AI時代にオペレーターに求められるスキル

 AIの活用が進んでも、オペレーターの対応力が重要であることに変わりはありません。適切な対応スキルを身につけることで、カスハラの被害を最小限に抑え、顧客との円滑な関係を築くことが可能になります。

エスカレーション力

 対応が困難な場合、上司や専門部署に迅速に相談し、適切な判断を仰ぐことで、トラブルの深刻化を防ぐことができます。

共感力

 顧客の不満に共感を示し、誠実に対応することで、クレームのエスカレートを防げます。顧客に自分の意見を理解してくれていると感じさせることで、円滑な対応が可能となります。

期待値調整

 顧客に対して初めに期待値を調整することで、不満が生じる可能性を減らせます。特に価格やサービス範囲を具体的に伝えることが重要です。顧客の期待を管理することは、トラブルを未然に防ぐ基本です。

交渉力

 カスハラが発生した状況下では、冷静で公正な交渉力が求められます。相手の要求を把握し、適切に応えることで円満な解決を図るスキルが必要です。

ストレスマネジメント

 心理的負担を和らげ、健全なメンタルを維持するためのストレス管理が重要です。これにより、長期的な業務遂行が可能となります。

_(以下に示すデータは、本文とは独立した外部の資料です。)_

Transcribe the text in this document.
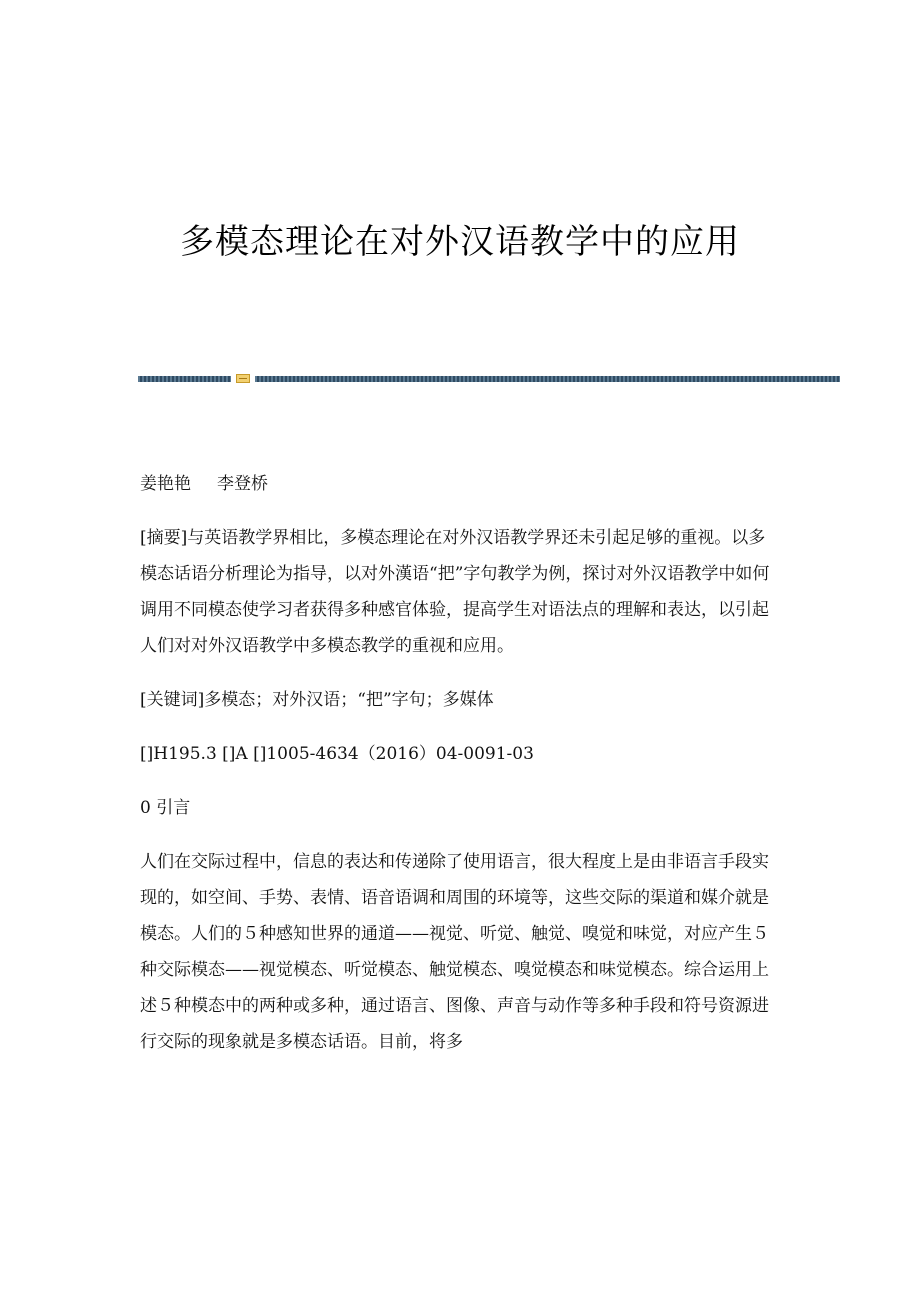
多模态理论在对外汉语教学中的应用

姜艳艳 李登桥

[摘要]与英语教学界相比，多模态理论在对外汉语教学界还未引起足够的重视。以多模态话语分析理论为指导，以对外漢语“把”字句教学为例，探讨对外汉语教学中如何调用不同模态使学习者获得多种感官体验，提高学生对语法点的理解和表达，以引起人们对对外汉语教学中多模态教学的重视和应用。

[关键词]多模态；对外汉语；“把”字句；多媒体

[]H195.3 []A []1005-4634（2016）04-0091-03

0 引言

人们在交际过程中，信息的表达和传递除了使用语言，很大程度上是由非语言手段实现的，如空间、手势、表情、语音语调和周围的环境等，这些交际的渠道和媒介就是模态。人们的５种感知世界的通道——视觉、听觉、触觉、嗅觉和味觉，对应产生５种交际模态——视觉模态、听觉模态、触觉模态、嗅觉模态和味觉模态。综合运用上述５种模态中的两种或多种，通过语言、图像、声音与动作等多种手段和符号资源进行交际的现象就是多模态话语。目前，将多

 上記のようなスキルをオペレーターが身につけることができるよう、第2回で紹介したクレーム分析によるマニュアルや研修内容の見直しを行うことで、カスハラの発生を抑えられます。また、ヘルプサイン機能や録音、文字起こし機能などの防護ツールを導入することで、従業員の安心感を向上させ、安全な接客環境を整えることができます。